After the call, I rushed to my GP requesting him to do a HIV test. The doctor was cold and clinical when he told me my results: “You are HIV positive.”

My head flooded with images of death and destruction – it happened to me and it was real, very real. I cannot describe the rollercoaster of emotions I was experiencing. The idea of me being HIV positive could not be possible.  We were just intimate once.

I disclosed my status to my family and close friends soon after the test results came back.  They were all shocked and my children terrified, as they thought that their mom was going to die soon. Despite the shock everyone was very supportive.

I wish I had gone for counseling. However, I decided to manage the disease in my own way. And in my state of denial I took my refuge to alcohol and drugs.

To understand my reaction – you need to know a bit more about me.  I was no stranger to sadness and pain. I experienced rejection and had low self-esteem that later resulted in depression.

I was brought up by my grandmother: who was liberal and progressive. This was in complete contrast to what was generally accepted in our communities at that time. As a result I was over-assertive at school.

At the age of 16, I started working to help my grandmother who was struggling financially. I fell pregnant with Louis my first born, when I was 18 years old and got married during the second month of my pregnancy. Adri, my second child was very sickly and we spent many hours seeking medical treatment for her.

We moved from one house to another until we settled in Odendaalsrus, Free State. Due to financial constraints we could not maintain the house and it was repossessed. We then moved to Kimberley, Northern Cape, where we experienced marital problems which ultimately led to our divorce.

Living with HIV is a major challenge as it affects both your family and social life and I found it hard to maintain relationships. Eventual plans for a second marriage ended abruptly and coldly as my fiancée walked away.

If I thought the worse was over, I was in for a big surprise. I met Hans, (to whom I am now happily married for the past eight years) and we partied hard: using drugs like Ecstasy and drinking heavily.  But we wanted more and moved on to Tik (Crystal Meth) adding Marijuana to the mix when we needed to feel mild and mellow.  Can you just imagine what all of this did to my immune system?  Up all night, drinking, dancing and drugging.  My rock bottom came when I was asked to leave the Ms. Bloemfontein TM contest because of my drinking.  My habits had ruined my business, my social life, my dreams and my HOPE. I knew something needed to happen, and soon.  I decided to stop drinking and move into a new, positive way of living.

Hans proposed to me – and with the blessing of my children and his family, we decided to get married.
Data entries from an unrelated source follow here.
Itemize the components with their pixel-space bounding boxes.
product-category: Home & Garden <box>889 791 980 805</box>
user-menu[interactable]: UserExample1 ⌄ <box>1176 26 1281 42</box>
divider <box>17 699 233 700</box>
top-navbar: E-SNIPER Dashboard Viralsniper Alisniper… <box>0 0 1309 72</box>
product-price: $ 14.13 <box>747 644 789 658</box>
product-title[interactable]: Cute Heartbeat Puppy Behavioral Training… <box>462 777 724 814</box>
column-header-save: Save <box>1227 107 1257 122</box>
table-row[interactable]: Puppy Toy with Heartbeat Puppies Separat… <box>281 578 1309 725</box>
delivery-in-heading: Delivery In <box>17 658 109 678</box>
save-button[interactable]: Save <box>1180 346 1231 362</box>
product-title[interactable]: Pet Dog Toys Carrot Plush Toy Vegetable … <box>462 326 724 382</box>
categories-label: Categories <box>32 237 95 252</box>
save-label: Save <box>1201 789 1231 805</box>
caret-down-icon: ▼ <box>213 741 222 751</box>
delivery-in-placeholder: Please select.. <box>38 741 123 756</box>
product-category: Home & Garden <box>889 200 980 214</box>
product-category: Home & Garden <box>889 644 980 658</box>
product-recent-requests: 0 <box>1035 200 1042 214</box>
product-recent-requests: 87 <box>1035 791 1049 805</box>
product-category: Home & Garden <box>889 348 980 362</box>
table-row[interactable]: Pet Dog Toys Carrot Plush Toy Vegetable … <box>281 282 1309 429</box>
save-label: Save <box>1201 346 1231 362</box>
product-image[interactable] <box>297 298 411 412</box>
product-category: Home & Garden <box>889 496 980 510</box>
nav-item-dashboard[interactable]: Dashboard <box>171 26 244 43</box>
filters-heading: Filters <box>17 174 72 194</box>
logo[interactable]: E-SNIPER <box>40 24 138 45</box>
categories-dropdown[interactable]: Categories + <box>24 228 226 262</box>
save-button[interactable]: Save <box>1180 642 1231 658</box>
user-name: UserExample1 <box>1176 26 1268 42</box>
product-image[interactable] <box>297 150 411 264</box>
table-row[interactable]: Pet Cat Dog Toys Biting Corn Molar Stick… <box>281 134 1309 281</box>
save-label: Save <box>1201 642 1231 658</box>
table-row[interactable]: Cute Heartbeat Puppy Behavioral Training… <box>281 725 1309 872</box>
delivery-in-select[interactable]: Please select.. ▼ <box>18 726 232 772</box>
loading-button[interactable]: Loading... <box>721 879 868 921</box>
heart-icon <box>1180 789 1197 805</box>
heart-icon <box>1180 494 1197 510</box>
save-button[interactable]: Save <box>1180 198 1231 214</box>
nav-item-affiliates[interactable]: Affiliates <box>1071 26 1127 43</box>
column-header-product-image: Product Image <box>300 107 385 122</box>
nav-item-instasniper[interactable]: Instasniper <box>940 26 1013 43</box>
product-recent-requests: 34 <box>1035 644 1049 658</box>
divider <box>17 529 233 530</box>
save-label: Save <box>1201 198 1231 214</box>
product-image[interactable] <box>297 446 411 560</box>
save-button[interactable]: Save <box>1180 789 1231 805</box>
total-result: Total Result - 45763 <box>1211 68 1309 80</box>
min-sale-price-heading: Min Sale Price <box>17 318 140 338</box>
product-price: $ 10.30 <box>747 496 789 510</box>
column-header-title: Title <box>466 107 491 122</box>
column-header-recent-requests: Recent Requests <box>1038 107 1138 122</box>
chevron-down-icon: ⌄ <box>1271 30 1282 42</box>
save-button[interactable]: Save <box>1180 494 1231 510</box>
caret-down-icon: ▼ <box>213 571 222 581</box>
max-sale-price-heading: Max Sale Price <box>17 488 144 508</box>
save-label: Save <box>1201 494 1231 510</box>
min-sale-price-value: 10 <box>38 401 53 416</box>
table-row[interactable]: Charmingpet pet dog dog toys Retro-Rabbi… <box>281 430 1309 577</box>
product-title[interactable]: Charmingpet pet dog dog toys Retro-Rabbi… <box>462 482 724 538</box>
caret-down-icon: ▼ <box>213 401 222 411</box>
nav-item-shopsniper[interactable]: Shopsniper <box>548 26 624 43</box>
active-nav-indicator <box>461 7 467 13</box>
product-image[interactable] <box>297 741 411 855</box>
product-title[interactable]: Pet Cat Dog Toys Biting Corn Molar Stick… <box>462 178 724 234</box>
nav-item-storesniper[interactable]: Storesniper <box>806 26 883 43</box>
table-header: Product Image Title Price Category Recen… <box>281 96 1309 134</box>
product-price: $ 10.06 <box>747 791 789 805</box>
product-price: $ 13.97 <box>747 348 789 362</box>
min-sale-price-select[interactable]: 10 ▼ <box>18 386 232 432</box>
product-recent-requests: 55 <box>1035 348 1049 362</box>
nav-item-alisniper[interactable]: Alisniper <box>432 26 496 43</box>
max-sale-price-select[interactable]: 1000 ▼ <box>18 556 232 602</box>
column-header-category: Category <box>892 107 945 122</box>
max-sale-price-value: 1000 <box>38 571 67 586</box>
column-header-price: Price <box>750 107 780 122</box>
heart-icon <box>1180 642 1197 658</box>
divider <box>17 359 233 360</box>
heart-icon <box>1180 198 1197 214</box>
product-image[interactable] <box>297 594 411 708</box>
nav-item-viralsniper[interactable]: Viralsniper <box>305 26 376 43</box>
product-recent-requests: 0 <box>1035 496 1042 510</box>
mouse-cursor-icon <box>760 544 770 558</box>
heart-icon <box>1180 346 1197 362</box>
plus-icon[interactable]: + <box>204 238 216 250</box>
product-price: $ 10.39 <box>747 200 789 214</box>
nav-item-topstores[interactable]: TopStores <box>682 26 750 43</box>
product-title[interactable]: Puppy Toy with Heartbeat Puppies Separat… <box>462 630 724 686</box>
Following several negative experiences we change our life to the better.

All this turmoil in my life had me searching for answers and I found them in a renewed relationship with God.  Hans and my children supported me every step of the way – and still do every day.  I slowly began to realize – yes Amanda – you are worth being loved.

Hans always insisted that I should take care of my health.  When I was first diagnosed, my CD4 count was over 500, in the normal range.  But my lifestyle choices had taken their toll, and when I took my first dose of ARVs in March 2012, my CD4 count was 220.   After years of living in denial and fighting with myself, I took control:  a step never regretted.  By September 2012 my CD4 count was back at 506, and my viral load is undetectable.
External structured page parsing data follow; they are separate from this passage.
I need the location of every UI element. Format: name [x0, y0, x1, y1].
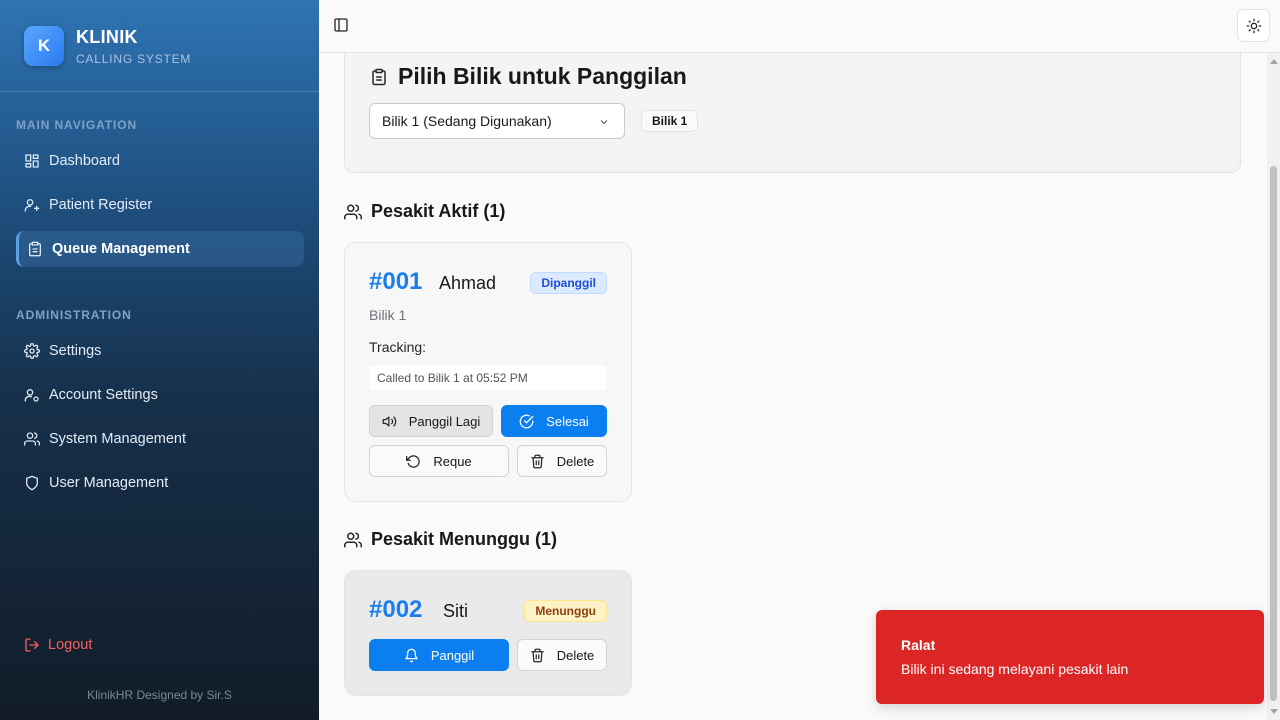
bell-icon: [405, 648, 418, 662]
queue-number: #002: [369, 596, 423, 623]
room-select-value: Bilik 1 (Sedang Digunakan): [382, 113, 552, 129]
waiting-patient-card: #002 Siti Menunggu Panggil Delete: [344, 570, 632, 696]
queue-number: #001: [369, 268, 423, 295]
brand-subtitle: CALLING SYSTEM: [76, 52, 192, 66]
footer-credit: KlinikHR Designed by Sir.S: [87, 688, 232, 702]
sidebar-item-queue-management[interactable]: Queue Management: [16, 231, 304, 267]
toast-message: Bilik ini sedang melayani pesakit lain: [901, 661, 1129, 677]
requeue-label: Reque: [433, 453, 472, 469]
requeue-button[interactable]: Reque: [369, 445, 509, 477]
logo: K: [24, 26, 64, 66]
sidebar-item-dashboard[interactable]: Dashboard: [16, 143, 304, 179]
sidebar-item-patient-register[interactable]: Patient Register: [16, 187, 304, 223]
scroll-down-arrow[interactable]: [1270, 709, 1278, 714]
sidebar-item-label: System Management: [49, 431, 187, 447]
clipboard-icon: [29, 241, 41, 257]
active-patients-heading: Pesakit Aktif (1): [344, 201, 505, 222]
patient-room: Bilik 1: [369, 307, 407, 323]
scroll-thumb[interactable]: [1270, 166, 1277, 701]
brand[interactable]: K KLINIK CALLING SYSTEM: [24, 26, 191, 66]
volume-icon: [382, 416, 396, 426]
sidebar-item-label: User Management: [49, 475, 169, 491]
sidebar-toggle-button[interactable]: [333, 17, 351, 35]
status-badge: Dipanggil: [530, 272, 607, 294]
users-icon: [344, 204, 362, 219]
user-cog-icon: [24, 389, 39, 402]
brand-text: KLINIK CALLING SYSTEM: [76, 27, 191, 66]
shield-icon: [26, 475, 38, 491]
user-plus-icon: [24, 199, 40, 212]
gear-icon: [24, 343, 40, 359]
room-select-dropdown[interactable]: Bilik 1 (Sedang Digunakan): [369, 103, 625, 139]
patient-name: Ahmad: [439, 273, 497, 293]
trash-icon: [530, 648, 544, 662]
delete-button[interactable]: Delete: [517, 639, 607, 671]
theme-toggle-button[interactable]: [1237, 9, 1270, 42]
scroll-up-arrow[interactable]: [1270, 59, 1278, 64]
main-scrollbar[interactable]: [1267, 53, 1280, 720]
sidebar-item-account-settings[interactable]: Account Settings: [16, 377, 304, 413]
sidebar-item-user-management[interactable]: User Management: [16, 465, 304, 501]
call-button[interactable]: Panggil: [369, 639, 509, 671]
delete-label: Delete: [556, 647, 595, 663]
sidebar-item-label: Account Settings: [49, 387, 158, 403]
sidebar-item-label: Patient Register: [49, 197, 153, 213]
users-icon: [24, 432, 40, 446]
sidebar-item-label: Queue Management: [52, 241, 190, 257]
administration-label: ADMINISTRATION: [16, 308, 132, 322]
room-select-title: Pilih Bilik untuk Panggilan: [370, 63, 687, 90]
sun-icon: [1246, 18, 1261, 33]
sidebar: K KLINIK CALLING SYSTEM MAIN NAVIGATION …: [0, 0, 319, 720]
done-button[interactable]: Selesai: [501, 405, 607, 437]
tracking-label: Tracking:: [369, 339, 427, 355]
chevron-down-icon: [600, 120, 608, 125]
users-icon: [344, 532, 362, 547]
sidebar-item-label: Settings: [49, 343, 102, 359]
rotate-ccw-icon: [406, 454, 421, 468]
patient-name: Siti: [443, 601, 469, 621]
recall-label: Panggil Lagi: [408, 413, 481, 429]
done-label: Selesai: [546, 413, 589, 429]
active-patient-card: #001 Ahmad Dipanggil Bilik 1 Tracking: C…: [344, 242, 632, 502]
sidebar-item-label: Dashboard: [49, 153, 120, 169]
main-navigation-label: MAIN NAVIGATION: [16, 118, 138, 132]
active-patients-heading-text: Pesakit Aktif (1): [371, 201, 506, 221]
sidebar-item-settings[interactable]: Settings: [16, 333, 304, 369]
waiting-patients-heading: Pesakit Menunggu (1): [344, 529, 557, 550]
sidebar-divider: [0, 91, 319, 92]
logout-icon: [25, 638, 39, 652]
logout-button[interactable]: Logout: [24, 637, 92, 653]
error-toast[interactable]: Ralat Bilik ini sedang melayani pesakit …: [876, 610, 1264, 704]
tracking-log: Called to Bilik 1 at 05:52 PM: [369, 365, 607, 390]
panel-left-icon: [334, 18, 348, 32]
room-select-title-text: Pilih Bilik untuk Panggilan: [398, 63, 687, 89]
delete-label: Delete: [556, 453, 595, 469]
trash-icon: [530, 454, 544, 468]
recall-button[interactable]: Panggil Lagi: [369, 405, 493, 437]
dashboard-icon: [25, 154, 39, 168]
room-badge: Bilik 1: [641, 110, 699, 132]
delete-button[interactable]: Delete: [517, 445, 607, 477]
brand-title: KLINIK: [76, 27, 138, 47]
sidebar-item-system-management[interactable]: System Management: [16, 421, 304, 457]
logout-label: Logout: [48, 637, 93, 653]
call-label: Panggil: [430, 647, 475, 663]
toast-title: Ralat: [901, 637, 936, 653]
check-circle-icon: [519, 414, 534, 428]
status-badge: Menunggu: [524, 600, 607, 622]
room-select-card: Pilih Bilik untuk Panggilan Bilik 1 (Sed…: [344, 53, 1241, 173]
clipboard-icon: [372, 68, 386, 85]
waiting-patients-heading-text: Pesakit Menunggu (1): [371, 529, 558, 549]
top-bar: [319, 0, 1280, 53]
I have HIV but HIV does not have me!

One of the things that have kept me strong is that my grandma’s love of the Lord has manifested itself in me.  I know Him as a true, just and caring God who loves me unconditionally. My name Amanda means “worthy of love”, and now I believe this to be true.

I want people to know my story and share my new journey.  To know that acceptance means freeing yourself: and we are all on the same path – regardless of culture, creed and religion. I often think of Abraham Lincoln’s words:  Always bear in mind that your own resolution to succeed is more important than any other.

And my resolution is strong. I am writing a book of my life:  God’s Grace – A Masterpiece At Work, in which I reflect on my challenges, pain and tribulations;  but ultimately on the victory that I have found in His HOPE!